Le Tunisien Mahmoud Gafsia présente à Paris, dans le cadre de l’exposition » Ecritures « , son travail sur l’abstraction calligraphique. Il est le seul en Tunisie à utiliser l’écriture populaire, calligraphie très compliquée mais tellement belle.
Mahmoud Gafsia préfère laisser parler ses oeuvres. » J’ai du mal à expliquer ce que je fais « , s’excuse-t-il. Pourtant, sa technique, très particulière, attire le regard. Le Tunisien expose en ce moment, aux côtés d’autres artistes, quelque-uns de ses tableaux à Paris. Discret et modeste, il devient plus loquace lorsqu’il s’agit d’évoquer la lettre et l’écriture arabes qui se trouvent au coeur de sa réflexion artistique.
» L’écriture est le genre de communication la plus indispensable « , explique-t-il. » On écrit pour laisser des traces. C’est pourquoi je m’intéresse à tous les vieux papiers qui résument notre mémoire, notre histoire, comme les contrats de vente ou de mariage. Ces derniers ont été rédigés par des gens qui savaient écrire, c’est-à-dire qui transmettent un message et le présentent bien. Ils essayaient d’acquérir la plus belle écriture et l’on découvre sur ces papiers la magnifique structure de la lettre arabe. »
Calligraphie populaire
Mahmoud travaille donc sur la calligraphie. Mais ce qu’il écrit ne veut rien dire. » Les gens qui lisent l’arabe tentent de déchiffrer mes tableaux mais ce que j’écris n’est pas un texte car ce qui m’intéresse, c’est la beauté de l’écriture « , insiste-t-il. Comparant l’ensemble d’un texte à une musique, Mahmoud insiste sur la jouissance que l’écriture procure. Jonglant avec les formats, il utilise une forme de calligraphie particulière : la calligraphie populaire.
» Je suis le seul en Tunisie à l’utiliser « , souligne-t-il. » C’est une écriture tellement compliquée que les Beaux-Arts de Tunis ont renoncé à l’enseigner. Elle est difficile car chaque lettre a son mouvement « . Sur les actes notariaux qu’il récupère, Mahmoud tombe parfois sur des signatures qui le chavirent tellement qu’il tente de les reproduire. Dessin à l’appui, il explique : » Cette signature de notaire, on ne peut pas la falsifier car elle a un mouvement particulier, des caractéristiques précises. C’est un très bon élément plastique que j’ai transformé en broche en or « .

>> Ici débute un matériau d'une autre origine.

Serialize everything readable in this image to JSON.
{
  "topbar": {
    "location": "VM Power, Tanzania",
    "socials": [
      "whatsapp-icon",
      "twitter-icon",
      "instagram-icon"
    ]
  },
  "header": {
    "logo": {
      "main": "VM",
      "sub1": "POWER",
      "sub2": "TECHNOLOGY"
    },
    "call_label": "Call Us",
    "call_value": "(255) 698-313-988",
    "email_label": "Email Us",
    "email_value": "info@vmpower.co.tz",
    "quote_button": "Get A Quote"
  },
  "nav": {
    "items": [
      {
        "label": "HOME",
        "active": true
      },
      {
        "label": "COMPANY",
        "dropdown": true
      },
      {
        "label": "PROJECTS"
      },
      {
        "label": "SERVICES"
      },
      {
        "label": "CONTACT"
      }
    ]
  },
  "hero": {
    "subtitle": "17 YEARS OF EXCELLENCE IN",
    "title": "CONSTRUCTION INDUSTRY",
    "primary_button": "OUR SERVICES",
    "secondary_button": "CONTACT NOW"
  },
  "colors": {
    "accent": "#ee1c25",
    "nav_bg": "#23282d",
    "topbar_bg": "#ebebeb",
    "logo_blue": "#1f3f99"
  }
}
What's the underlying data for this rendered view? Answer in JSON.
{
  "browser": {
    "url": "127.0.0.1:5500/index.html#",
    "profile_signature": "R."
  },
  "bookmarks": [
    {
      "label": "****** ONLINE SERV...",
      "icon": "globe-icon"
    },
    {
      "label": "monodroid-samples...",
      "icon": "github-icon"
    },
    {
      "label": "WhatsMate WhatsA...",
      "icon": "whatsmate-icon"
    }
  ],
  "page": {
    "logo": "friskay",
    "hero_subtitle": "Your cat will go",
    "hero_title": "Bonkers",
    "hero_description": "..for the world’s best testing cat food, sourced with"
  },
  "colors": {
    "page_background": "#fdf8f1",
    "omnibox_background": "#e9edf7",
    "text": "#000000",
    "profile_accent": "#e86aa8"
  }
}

Si on écrit pas on ne pense pas
Travailler sur de vieux textes permet aussi à Mahmoud de s’inscrire dans un mouvement de conservation du patrimoine et de la culture de l’écrit : » Ces professeurs ou notaires n’étaient pas des artistes mais avaient une très belle écriture. Aujourd’hui, l’écrit décline. Avec l’arrivée de l’ordinateur, les enfants n’écrivent plus. » Mahmoud, lui, aime le son du stylo qui glisse sur le papier, il aime raturer, toucher la feuille, la froisser, la déchirer. » Si on écrit pas on ne pense pas « , assène Mahmoud. Avant de préciser : » Enfin, c’est très personnel ! »
Autodidacte car » les Beaux-Arts produisent peut-être des dessinateurs mais pas des artistes « , il explore les méandres de l’abstraction calligraphique dans son atelier de Monastir en Tunisie. Membre de l’Union des plasticiens tunisiens, il expose dans ce cadre plusieurs fois par an. Sa production, il n’arrive pas à en vivre (il est notamment animateur-producteur à la radio de Monastir d’une émission sur les arts plastiques et d’une autre pour les enfants) est limitée : entre trente et cinquante tableaux annuels. » J’en vends vingt-cinq en moyenne. J’en offre et surtout j’en garde cinq-six pour mon petit garçon Ibrahim. » Une façon de transmettre ce patrimoine calligraphique.
Les oeuvres de Mahmoud Gafsia sont présentées à Paris dans le cadre de l’exposition » Ecritures » du 31 décembre 2001 au 12 janvier 2002, de 14 h à 19 h 00.